The words hit me fucking hard. “Don’t you dare—”
“It’s true! You know it’s true! You’re so terrified of losing someone else that you’re trying to own me instead of loving me!”
“That’s not—”
“Isn’t it?” Her voice breaks. “You bought me furniture to make me dependent. You threatened my boss to prove your power. You took pills because I had the audacity to ignore you for one morning!”
“I was trying to help you!”
“By controlling me! By making decisions for me! By acting like you know what’s best for my life!”
I rake my hands through my hair, pulling hard enough that it hurts. “I don’t know how to do this! I don’t know how to care about someone without destroying them!”
“Then learn!” She’s crying now, tears streaming down her face. “Figure it out! Because this—whatever this is—it’s killing both of us!”
“You want me to figure it out? Fine!” I slam my palm against the wall, the sound echoing through the kitchen. “You want honesty? Here’s honesty: I’m fucked up, Sage. I’m so goddamn broken I don’t know how to function without hockey or pills or something to numb the pain. And yeah, maybe you’re right. Maybe I am using you to fill the hole Archer left behind.”

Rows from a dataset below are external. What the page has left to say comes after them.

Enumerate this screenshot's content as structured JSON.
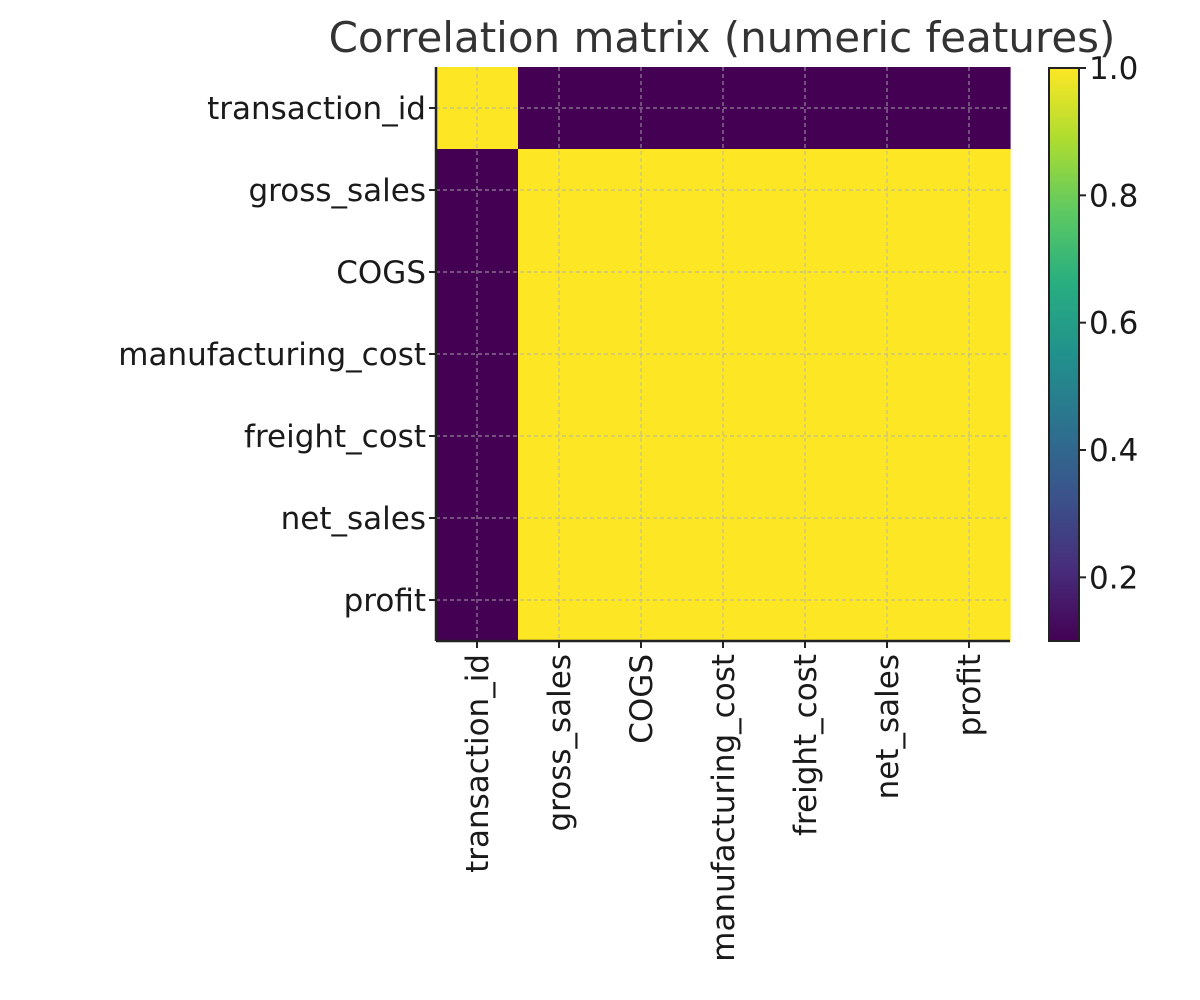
{
  "chart_data": {
    "type": "heatmap",
    "title": "Correlation matrix (numeric features)",
    "xlabel": "",
    "ylabel": "",
    "rows": [
      "transaction_id",
      "gross_sales",
      "COGS",
      "manufacturing_cost",
      "freight_cost",
      "net_sales",
      "profit"
    ],
    "columns": [
      "transaction_id",
      "gross_sales",
      "COGS",
      "manufacturing_cost",
      "freight_cost",
      "net_sales",
      "profit"
    ],
    "values": [
      [
        1.0,
        0.1,
        0.1,
        0.1,
        0.1,
        0.1,
        0.1
      ],
      [
        0.1,
        1.0,
        1.0,
        1.0,
        1.0,
        1.0,
        1.0
      ],
      [
        0.1,
        1.0,
        1.0,
        1.0,
        1.0,
        1.0,
        1.0
      ],
      [
        0.1,
        1.0,
        1.0,
        1.0,
        1.0,
        1.0,
        1.0
      ],
      [
        0.1,
        1.0,
        1.0,
        1.0,
        1.0,
        1.0,
        1.0
      ],
      [
        0.1,
        1.0,
        1.0,
        1.0,
        1.0,
        1.0,
        1.0
      ],
      [
        0.1,
        1.0,
        1.0,
        1.0,
        1.0,
        1.0,
        1.0
      ]
    ],
    "colormap": "viridis",
    "colorbar": {
      "range": [
        0.1,
        1.0
      ],
      "ticks": [
        0.2,
        0.4,
        0.6,
        0.8,
        1.0
      ],
      "tick_labels": [
        "0.2",
        "0.4",
        "0.6",
        "0.8",
        "1.0"
      ]
    },
    "grid": true,
    "legend": "none"
  }
}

She flinches like I’ve struck her.
“But you know what else?” I step closer, my voice dropping to something raw and desperate. “Maybe you’re using me too. Maybe you’re so scared of being alone, so tired of running from one disaster to the next, that you’ll take whatever scraps of affection I throw your way.”
“That’s not—”
“You had a dozen chances to leave, Sage. A dozen opportunities to walk away from the dangerous, fucked-up, arrogant fuck who’s nothing but trouble. But you stayed. You kissed me back. You let me build you furniture and make you lunch and pretend we could be something real.”

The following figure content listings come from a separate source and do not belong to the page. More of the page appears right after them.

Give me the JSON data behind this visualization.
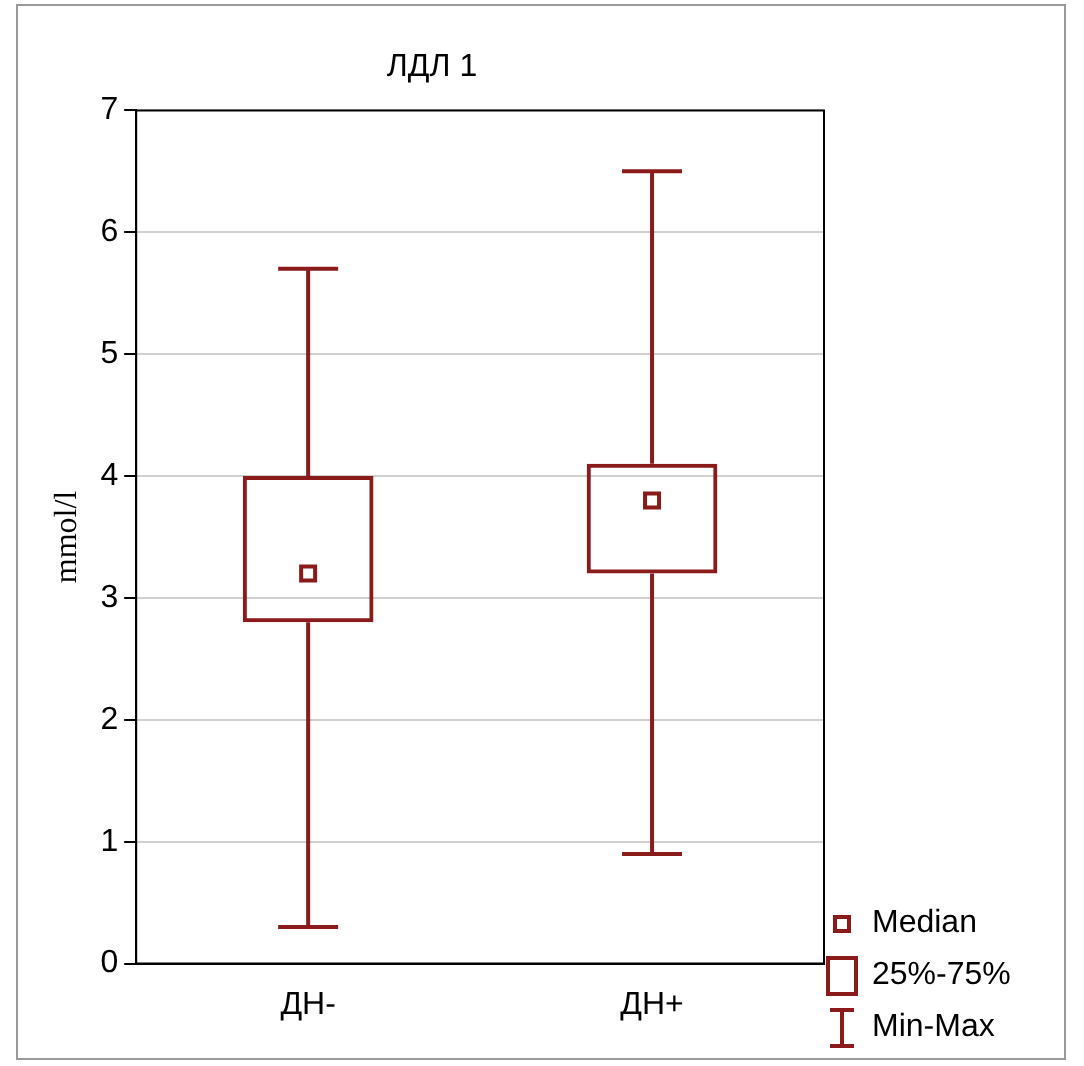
{
  "chart_data": {
    "type": "box",
    "title": "ЛДЛ 1",
    "ylabel": "mmol/l",
    "categories": [
      "ДН-",
      "ДН+"
    ],
    "boxes": [
      {
        "low": 0.3,
        "q1": 2.8,
        "median": 3.2,
        "q3": 4.0,
        "high": 5.7
      },
      {
        "low": 0.9,
        "q1": 3.2,
        "median": 3.8,
        "q3": 4.1,
        "high": 6.5
      }
    ],
    "color": "#8b1a1a",
    "ylim": [
      0,
      7
    ],
    "yticks": [
      0,
      1,
      2,
      3,
      4,
      5,
      6,
      7
    ],
    "grid": "y",
    "marker": "square",
    "annotations": [
      "Median",
      "25%-75%",
      "Min-Max"
    ]
  }
}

“Because I wanted it to be real!” The words tear out of her. “Because for five minutes I thought maybe I’d found someone who saw me as more than just another problem to solve or person to fix or—”
“I do see you!”
“No, you don’t! You see what you want me to be! You see someone you can save so you don’t have to save yourself!”
My teeth grind as I stare at her. Because she’s right. Because I’ve been so busy trying to fix her problems that I haven’t dealt with a single one of my own.
“So, what now?” I ask, my voice hoarse. “You leave? Go back to California and pretend this never happened?”